HUGUETTE, WILLIAM et CESARE

 

 Cela avait été très rapide. En quelques heures, les trois quarts de la ville avaient disparu sous les bombes, plus rien ou presque, si peu. La plupart des commerçants s'étaient donc expatriés dans la partie restée presque intacte ou dans des baraquements de fortune si l'on peut dire.

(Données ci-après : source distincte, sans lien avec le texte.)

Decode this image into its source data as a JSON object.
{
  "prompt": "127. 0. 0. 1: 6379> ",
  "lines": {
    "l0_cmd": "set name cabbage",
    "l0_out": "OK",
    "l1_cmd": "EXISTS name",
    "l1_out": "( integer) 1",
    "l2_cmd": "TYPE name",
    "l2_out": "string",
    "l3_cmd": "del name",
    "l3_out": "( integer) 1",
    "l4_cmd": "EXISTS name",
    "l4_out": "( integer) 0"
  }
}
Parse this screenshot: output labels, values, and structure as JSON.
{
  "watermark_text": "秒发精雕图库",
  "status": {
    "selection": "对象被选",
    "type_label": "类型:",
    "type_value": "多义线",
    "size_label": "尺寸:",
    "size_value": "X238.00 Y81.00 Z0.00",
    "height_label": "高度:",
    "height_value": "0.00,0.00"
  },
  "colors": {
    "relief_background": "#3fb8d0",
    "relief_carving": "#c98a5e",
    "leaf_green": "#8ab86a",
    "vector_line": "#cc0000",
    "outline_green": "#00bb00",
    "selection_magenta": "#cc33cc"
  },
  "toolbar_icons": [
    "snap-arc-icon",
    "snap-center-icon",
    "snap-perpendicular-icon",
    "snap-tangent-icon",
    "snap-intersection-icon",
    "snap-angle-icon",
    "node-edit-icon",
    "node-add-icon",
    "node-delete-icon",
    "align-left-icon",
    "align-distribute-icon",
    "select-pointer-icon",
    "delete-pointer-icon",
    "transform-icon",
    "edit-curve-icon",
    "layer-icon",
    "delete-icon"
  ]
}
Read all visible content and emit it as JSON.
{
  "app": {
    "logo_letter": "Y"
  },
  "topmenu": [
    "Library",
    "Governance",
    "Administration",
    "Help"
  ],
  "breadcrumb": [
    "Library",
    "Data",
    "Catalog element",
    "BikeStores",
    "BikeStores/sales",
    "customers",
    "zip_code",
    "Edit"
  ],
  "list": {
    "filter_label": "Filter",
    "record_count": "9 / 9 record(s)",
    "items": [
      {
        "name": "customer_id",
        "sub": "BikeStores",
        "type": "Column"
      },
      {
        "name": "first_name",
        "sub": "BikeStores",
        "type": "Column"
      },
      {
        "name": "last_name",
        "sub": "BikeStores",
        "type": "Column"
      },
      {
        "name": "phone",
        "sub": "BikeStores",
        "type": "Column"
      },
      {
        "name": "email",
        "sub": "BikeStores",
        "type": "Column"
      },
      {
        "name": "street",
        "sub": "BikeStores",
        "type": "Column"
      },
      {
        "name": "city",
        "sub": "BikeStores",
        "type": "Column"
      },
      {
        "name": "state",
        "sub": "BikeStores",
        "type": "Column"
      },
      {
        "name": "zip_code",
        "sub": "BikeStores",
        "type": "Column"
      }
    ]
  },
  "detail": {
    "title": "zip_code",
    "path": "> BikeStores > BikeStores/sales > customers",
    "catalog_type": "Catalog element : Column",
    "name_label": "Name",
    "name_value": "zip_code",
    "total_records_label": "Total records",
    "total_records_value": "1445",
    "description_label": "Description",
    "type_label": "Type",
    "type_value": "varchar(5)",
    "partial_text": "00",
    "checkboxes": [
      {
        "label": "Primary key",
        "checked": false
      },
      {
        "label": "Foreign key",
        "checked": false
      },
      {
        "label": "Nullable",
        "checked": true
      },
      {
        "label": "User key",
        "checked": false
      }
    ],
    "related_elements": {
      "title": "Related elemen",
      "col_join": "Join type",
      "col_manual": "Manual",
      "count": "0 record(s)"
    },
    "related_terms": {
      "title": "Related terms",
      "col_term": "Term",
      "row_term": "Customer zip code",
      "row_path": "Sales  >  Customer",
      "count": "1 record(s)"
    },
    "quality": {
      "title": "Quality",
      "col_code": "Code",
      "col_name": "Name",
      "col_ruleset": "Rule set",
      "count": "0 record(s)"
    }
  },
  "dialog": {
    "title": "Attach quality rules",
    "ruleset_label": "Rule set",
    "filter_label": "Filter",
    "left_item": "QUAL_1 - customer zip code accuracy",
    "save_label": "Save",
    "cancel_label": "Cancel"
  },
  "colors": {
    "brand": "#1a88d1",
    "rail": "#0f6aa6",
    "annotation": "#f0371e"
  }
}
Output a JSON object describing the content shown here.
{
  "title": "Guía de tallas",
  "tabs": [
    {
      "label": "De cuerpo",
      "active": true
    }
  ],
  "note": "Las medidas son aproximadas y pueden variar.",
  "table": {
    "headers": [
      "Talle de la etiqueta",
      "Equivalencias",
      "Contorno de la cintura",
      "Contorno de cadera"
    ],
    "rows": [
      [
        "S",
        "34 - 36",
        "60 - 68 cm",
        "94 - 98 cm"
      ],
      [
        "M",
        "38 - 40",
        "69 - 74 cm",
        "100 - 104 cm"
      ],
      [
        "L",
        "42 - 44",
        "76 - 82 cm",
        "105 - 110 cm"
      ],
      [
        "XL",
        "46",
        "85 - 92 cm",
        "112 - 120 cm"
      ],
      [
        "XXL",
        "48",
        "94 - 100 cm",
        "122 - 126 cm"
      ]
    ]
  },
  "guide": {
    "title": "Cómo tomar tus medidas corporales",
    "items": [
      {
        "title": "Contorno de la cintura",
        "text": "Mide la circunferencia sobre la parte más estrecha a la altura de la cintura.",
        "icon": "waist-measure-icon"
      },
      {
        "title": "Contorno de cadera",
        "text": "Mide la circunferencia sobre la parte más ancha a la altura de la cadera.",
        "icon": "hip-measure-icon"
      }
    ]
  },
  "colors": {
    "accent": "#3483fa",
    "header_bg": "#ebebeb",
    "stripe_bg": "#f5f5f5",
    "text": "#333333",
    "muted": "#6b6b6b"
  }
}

 J'avais pu trouver rapidement un petit boulot  dans le reclassement des archives de la mairie détruite en attendant de reprendre mes études quand la fac rouvrirait on ne savait quand. Parmi les magasins de la rue principale non démolie, il y avait  une grande vitrine de verre rafistolée par endroits avec du chatterton de récupération, quelques livres étaient présentés sur une table en devanture: une librairie. Un soir en rentrant du travail, je m'arrête devant les bouquins et aperçois la silhouette d'une jeune fille qui me regardait, je lui souris, elle détourna son regard ; le manège continua plusieurs fois, elle me rendit enfin son sourire, gagné !. Il me fallut attendre quelques jours pour surmonter ma timidité de gamin de dix-sept ans, alors j'entre dans la boutique bonjour et regarde les livres dans les rayons et la jeune fille qui ne souriait plus. Le libraire ressemblait comme deux gouttes d'eau à Henry Miller dont j'avais vu une photo dans la revue Arts, Henry Miller qui me regarde en souriant. Je pris l'habitude d'entrer régulièrement dans cette librairie pendant toute une semaine quand Henry Miller me demanda enfin avec un air malicieux vous cherchez quelque chose jeune homme oui la jeune fille faillit sourire de nouveau je bafouillais heu non enfin oui un livre mais je bon laissez moi vous conseiller quels sont vous goûts littéraires ben heu enfin j'ai bien aimé Jean-Paul Sartre j'ai lu Le Mur c'était bien mais. H.M. se leva et alla prendre un bouquin tenez cela devrait vous plaire, j'ai pu le sauver du bombardement… c'était Sanctuaire de William Faulkner, la jeune fille souriait de plus en plus.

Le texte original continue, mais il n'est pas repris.